Service Configuration for Index and search

Index Service

  1. Go to ECS → Clusters

  2. Click Create → Create Service

  3. Select:

    • Launch type: FARGATE
    • Task Definition: Choose latest revision (Index)
    • Service name: index-service
    • Desired tasks: 1



Networking

  • Select VPC and Subnets
  • Create or select Security Group
  • Inbound Rule:
    • 8443 → from SG-ALB
  • Load Balancer Settings
  • Load Balancer Type: Application Load Balancer
  • Listener port : 8443
  • Protocol: HTTPS
  • Attach to Target Group:
    • tg-index (port 8443)
  • Health Check Path: /


Click Create Service.

Create the Search service in the same way as the Index service.

Search Service

  1. Go to ECS → Clusters
  2. Click Create → Create Service
  3. Select:
  • Launch type: FARGATE
  • Task Definition: Choose latest revision (Search)
  • Service name: search-service
  • Desired tasks: 1 (or more)

Networking

  • Select VPC and Subnets
  • Create or select Security Group
  • Inbound Rule:
    • 8443 → from SG-ALB

Load Balancer Settings

  • Load Balancer Type: Application Load Balancer
  • Listener port: 8443
  • Protocol: HTTPS
  • Attach to Target Group:
    • tg-search (port 8443)
  • Health Check Path: /

Click Create Service.

Service Configuration for ollama

  1. Go to ECS → Clusters
  2. Click Create → Create Service.
  3. Select:
    • Launch type: Managed Instance
    • Task Definition: Choose latest revision
    • Service name: Enter service name
    • Desired tasks: 1
    • Compute options: Capacity provider strategy


Networking

  • Select VPC and Subnets
  • Assign or create Security Group
  • Inbound rules: 11434 → from SG-Index and SG-Search

Load Balancer Settings for Ollama

  • Load Balancer Type: ALB
  • Listener Configuration:
    • Port: 11434
    • Protocol: TCP

Create Target Group

  • Select Create new target group
  • Configure the following:
    • Protocol: TCP
    • Port: 11434

Click Create Service.

Accessing the Application
After the tasks start running:

  1. Go to ECS → Cluster → Services.
  2. Select the Index or Search service.
  3. Open the Tasks tab and ensure the task is running.
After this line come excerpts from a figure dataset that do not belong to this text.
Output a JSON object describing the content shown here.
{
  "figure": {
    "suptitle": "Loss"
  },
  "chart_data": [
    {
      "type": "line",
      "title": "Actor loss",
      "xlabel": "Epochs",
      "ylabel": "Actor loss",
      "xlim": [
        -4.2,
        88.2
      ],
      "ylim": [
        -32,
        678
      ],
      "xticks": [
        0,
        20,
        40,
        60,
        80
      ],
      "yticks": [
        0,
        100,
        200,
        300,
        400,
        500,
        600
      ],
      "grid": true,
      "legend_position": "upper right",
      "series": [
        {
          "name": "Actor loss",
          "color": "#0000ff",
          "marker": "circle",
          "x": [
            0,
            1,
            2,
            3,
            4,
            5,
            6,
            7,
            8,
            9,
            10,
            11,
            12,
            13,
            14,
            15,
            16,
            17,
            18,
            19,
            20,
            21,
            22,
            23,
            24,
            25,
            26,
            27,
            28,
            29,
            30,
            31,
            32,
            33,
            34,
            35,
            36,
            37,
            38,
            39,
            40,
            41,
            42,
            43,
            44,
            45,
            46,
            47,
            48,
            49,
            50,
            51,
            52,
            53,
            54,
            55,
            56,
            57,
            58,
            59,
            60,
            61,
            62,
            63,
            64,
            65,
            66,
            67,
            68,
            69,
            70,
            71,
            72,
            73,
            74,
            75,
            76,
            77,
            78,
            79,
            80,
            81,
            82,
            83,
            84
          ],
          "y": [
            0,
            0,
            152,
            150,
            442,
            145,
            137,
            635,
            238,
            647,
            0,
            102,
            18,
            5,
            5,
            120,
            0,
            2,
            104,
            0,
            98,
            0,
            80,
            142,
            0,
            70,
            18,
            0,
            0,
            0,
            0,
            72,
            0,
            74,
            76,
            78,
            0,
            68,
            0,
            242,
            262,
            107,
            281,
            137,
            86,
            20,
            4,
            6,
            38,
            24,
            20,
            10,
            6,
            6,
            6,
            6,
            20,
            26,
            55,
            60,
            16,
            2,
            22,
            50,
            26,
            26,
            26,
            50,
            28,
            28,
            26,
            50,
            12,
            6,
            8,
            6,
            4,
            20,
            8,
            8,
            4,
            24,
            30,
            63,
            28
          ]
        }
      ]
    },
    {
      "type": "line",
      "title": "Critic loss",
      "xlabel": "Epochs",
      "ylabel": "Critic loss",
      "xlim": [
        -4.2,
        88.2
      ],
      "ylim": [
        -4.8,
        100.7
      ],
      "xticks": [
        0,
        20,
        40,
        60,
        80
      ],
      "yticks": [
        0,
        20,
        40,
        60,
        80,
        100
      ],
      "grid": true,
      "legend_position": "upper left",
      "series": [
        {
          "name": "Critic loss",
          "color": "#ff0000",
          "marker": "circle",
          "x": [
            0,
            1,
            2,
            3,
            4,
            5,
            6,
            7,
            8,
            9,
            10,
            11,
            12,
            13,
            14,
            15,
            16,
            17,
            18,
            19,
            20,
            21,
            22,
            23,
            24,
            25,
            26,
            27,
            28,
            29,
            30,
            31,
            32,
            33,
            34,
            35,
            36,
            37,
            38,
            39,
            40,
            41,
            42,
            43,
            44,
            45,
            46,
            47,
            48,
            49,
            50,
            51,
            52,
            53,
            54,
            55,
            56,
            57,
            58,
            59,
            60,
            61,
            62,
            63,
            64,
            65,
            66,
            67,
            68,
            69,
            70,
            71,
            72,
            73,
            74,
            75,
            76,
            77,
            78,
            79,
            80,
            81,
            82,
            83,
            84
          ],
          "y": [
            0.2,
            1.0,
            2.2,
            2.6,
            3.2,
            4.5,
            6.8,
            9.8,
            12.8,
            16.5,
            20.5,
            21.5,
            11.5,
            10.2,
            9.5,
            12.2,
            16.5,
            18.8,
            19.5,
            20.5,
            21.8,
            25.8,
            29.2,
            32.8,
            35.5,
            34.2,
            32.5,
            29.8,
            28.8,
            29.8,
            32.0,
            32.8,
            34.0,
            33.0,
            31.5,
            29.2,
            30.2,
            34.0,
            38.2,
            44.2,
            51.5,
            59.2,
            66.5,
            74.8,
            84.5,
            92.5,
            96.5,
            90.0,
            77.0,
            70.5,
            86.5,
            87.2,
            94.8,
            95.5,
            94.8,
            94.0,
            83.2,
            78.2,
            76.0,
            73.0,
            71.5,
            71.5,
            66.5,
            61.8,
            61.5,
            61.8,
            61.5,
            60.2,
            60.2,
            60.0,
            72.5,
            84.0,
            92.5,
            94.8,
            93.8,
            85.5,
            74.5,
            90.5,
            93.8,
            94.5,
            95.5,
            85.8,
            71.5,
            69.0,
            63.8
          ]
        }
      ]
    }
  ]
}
Access the Searchblox console :

Use the Index Application Load Balancer DNS name: https://:8443/console

Use the AWS CloudFormation template below to launch and configure this ECS service.

AWS CloudFormation template


🚧

Important:

  • If you are not able to access the SearchBlox Console, check the security group.